— Раскрутим, не переживай, — подбадривал Алексей. — Университетское руководство заверило, что до Пасхи зал им не особо нужен. Здесь всего-то учится триста восемьдесят два студента.
— Охренеть, — не сдержался я, подразумевая уровень образования в России. — Это на всю страну?
— Не хотят учиться, — поддержал моё мнения друг. — Прикинь, они даже ни за что не платят. Многие ходят на лекции в качестве вольнослушателей.
— Кстати, ректор приходил, — припомнил я.
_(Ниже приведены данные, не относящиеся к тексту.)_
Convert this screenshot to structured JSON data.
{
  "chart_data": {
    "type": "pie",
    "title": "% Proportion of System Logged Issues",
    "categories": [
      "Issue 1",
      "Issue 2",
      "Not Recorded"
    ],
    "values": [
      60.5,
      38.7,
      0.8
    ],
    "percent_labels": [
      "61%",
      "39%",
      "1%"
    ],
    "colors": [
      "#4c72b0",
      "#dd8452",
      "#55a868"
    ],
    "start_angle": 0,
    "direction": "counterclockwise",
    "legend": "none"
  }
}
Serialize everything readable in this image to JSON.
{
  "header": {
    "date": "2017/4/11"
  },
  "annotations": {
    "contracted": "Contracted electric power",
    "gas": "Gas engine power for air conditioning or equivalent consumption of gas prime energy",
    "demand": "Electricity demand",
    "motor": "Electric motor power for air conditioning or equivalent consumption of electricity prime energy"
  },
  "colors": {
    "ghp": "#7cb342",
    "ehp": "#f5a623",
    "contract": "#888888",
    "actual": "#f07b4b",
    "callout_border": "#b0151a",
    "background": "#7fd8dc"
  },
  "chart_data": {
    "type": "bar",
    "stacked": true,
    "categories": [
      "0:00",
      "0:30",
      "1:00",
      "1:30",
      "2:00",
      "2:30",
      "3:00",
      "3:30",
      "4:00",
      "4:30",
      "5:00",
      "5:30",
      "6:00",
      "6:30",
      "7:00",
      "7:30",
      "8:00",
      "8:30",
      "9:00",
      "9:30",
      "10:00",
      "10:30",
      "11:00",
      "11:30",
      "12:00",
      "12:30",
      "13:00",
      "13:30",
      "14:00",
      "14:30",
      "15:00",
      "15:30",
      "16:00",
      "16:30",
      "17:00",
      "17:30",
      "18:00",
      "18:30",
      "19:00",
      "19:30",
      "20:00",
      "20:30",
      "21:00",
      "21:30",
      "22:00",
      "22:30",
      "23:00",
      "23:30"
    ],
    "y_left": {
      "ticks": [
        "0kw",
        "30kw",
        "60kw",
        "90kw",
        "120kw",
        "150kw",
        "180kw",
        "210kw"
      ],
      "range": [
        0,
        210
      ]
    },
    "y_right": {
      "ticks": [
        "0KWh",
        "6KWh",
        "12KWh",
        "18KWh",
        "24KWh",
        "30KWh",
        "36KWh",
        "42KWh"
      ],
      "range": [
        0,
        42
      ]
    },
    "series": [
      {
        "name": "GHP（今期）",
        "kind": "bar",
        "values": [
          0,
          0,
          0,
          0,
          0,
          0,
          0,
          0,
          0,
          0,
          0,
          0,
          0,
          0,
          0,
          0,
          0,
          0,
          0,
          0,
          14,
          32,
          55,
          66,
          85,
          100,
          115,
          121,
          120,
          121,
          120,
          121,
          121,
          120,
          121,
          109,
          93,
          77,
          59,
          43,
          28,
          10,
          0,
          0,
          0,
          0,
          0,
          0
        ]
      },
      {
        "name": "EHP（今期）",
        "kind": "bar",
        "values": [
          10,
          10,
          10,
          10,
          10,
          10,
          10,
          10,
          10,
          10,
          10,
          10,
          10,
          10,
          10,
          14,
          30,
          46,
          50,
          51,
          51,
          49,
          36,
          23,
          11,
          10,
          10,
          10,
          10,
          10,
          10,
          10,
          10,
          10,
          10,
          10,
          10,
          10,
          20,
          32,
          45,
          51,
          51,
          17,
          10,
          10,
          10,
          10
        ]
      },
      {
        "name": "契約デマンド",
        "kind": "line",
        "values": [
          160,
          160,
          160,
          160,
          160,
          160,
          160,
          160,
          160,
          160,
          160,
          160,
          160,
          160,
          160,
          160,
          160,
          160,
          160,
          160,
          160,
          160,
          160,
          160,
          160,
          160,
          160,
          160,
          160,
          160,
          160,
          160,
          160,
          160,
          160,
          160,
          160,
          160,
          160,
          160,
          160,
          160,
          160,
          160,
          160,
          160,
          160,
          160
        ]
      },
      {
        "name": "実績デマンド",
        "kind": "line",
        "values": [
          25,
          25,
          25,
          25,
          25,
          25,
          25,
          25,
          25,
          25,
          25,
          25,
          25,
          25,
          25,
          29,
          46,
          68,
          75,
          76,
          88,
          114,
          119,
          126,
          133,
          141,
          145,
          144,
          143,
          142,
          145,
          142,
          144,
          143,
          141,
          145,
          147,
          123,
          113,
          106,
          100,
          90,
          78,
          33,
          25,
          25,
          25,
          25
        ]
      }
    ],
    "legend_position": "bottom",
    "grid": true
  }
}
— И как он? — заинтересовался Лёшка.
— Господин Шульгин соизволил поговорить со мной об исторической ценности полотна. Долго выспрашивал, какой именно период мы отображаем. Мол, он не припомнит таких боёв.
— Это ж пираты! — возмутился Алексей. — Когда хотят, тогда и воюют.
— Вот-вот, я примерно так и ответил, чем не впечатлил профессора по историко-филологическому направлению.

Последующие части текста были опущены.